# SIB - Portfolio of Machine Learning Algorithms

## Exercise 6: Implementing stratified splitting

### 6.1) 
In the "split.py" module of the "model_selection" subpackage add the "stratified_train_test_split" function

def stratified_train_test_split:
- arguments:
  - dataset – the Dataset object to split into training and testing data
  - test_size – the size of the testing Dataset (e.g., 0.2 for 20%)
  - random_state – seed for generating permutations
- expected output:
  - A tuple containing the stratified train and test Dataset objects
- algorithm:
  - Get unique class labels and their counts
  - Initialize empty lists for train and test indices
  - Loop through unique labels:
    - Calculate the number of test samples for the current class
    - Shuffle and select indices for the current class and add them to the test indices
    - Add the remaining indices to the train indices
  - After the loop, create training and testing datasets
  - Return the training and testing datasets


### 6.2) 
Test the "stratified_train_test_split" function with the iris dataset.

In [1]:
import sys
sys.path.append('C:/Users/dases/Desktop/SI/repositorio/si-2/src')

import numpy as np
from si.io.csv_file import read_csv
from si.model_selection.split import train_test_split, stratified_train_test_split

# Carregar o dataset iris
iris = read_csv("../datasets/iris/iris.csv", features=True, label=True)


In [4]:
unique_labels, counts = np.unique(iris.y, return_counts=True)
print("Class distribution in the original dataset:")
for label, count in zip(unique_labels, counts):
    print(f"Class {label}: {count} samples")

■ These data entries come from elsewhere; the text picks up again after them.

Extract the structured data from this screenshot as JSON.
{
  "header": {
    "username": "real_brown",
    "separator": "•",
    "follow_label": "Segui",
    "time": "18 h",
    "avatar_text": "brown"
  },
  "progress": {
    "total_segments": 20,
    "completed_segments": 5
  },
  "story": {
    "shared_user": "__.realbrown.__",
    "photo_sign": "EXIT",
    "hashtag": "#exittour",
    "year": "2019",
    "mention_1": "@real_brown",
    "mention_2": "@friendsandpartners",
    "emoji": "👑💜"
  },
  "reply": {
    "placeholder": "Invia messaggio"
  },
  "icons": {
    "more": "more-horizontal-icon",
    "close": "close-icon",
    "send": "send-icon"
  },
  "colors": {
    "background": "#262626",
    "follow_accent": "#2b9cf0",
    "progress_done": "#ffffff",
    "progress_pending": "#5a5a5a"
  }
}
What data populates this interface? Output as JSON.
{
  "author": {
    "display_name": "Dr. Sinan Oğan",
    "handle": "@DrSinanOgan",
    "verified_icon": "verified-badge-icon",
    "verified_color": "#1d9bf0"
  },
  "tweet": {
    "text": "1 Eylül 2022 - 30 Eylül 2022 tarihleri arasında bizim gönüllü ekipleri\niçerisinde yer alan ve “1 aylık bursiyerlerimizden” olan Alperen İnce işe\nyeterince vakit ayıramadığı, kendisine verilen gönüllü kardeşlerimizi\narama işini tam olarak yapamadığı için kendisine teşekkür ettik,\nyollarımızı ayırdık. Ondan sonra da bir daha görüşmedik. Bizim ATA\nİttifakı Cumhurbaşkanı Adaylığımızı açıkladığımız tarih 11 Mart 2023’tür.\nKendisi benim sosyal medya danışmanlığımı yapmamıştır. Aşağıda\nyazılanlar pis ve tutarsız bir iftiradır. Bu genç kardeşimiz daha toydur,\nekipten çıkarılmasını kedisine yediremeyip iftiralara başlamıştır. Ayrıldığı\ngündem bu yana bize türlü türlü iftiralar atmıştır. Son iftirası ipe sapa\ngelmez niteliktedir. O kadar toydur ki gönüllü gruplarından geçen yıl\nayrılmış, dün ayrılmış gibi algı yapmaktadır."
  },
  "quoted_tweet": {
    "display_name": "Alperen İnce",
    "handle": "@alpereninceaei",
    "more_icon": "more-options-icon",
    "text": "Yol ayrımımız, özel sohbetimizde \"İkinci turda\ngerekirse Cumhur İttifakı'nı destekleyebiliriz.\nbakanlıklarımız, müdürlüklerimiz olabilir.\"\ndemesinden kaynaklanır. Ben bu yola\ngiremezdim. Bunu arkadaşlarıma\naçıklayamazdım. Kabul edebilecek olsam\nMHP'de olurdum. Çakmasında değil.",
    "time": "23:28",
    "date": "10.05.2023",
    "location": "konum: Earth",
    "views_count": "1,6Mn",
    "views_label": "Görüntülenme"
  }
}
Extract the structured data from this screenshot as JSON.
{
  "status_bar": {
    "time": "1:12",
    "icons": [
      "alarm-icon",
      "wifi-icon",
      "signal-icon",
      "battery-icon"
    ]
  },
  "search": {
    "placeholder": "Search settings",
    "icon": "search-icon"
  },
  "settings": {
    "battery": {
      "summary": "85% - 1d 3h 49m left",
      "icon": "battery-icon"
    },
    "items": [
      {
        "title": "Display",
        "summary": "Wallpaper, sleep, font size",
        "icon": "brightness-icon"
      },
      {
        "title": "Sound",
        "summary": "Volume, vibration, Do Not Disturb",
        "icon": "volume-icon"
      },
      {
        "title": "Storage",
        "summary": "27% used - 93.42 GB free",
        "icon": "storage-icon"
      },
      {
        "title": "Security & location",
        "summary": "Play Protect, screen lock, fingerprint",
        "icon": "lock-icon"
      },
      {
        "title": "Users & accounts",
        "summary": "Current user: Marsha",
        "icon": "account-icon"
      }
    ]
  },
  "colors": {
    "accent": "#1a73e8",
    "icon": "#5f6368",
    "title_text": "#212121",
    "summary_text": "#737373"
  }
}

Class distribution in the original dataset:
Class Iris-setosa: 50 samples
Class Iris-versicolor: 50 samples
Class Iris-virginica: 50 samples


In [6]:
train_dataset, test_dataset = stratified_train_test_split(iris, test_size=0.2, random_state=123)


print("Train set size:", train_dataset.shape()[0])
print("Test set size:", test_dataset.shape()[0])


unique_train, counts_train = np.unique(train_dataset.y, return_counts=True)
unique_test, counts_test = np.unique(test_dataset.y, return_counts=True)
print("Train set class distribution:", dict(zip(unique_train, counts_train)))
print("Test set class distribution:", dict(zip(unique_test, counts_test)))

Train set size: 120
Test set size: 30
Train set class distribution: {'Iris-setosa': np.int64(40), 'Iris-versicolor': np.int64(40), 'Iris-virginica': np.int64(40)}
Test set class distribution: {'Iris-setosa': np.int64(10), 'Iris-versicolor': np.int64(10), 'Iris-virginica': np.int64(10)}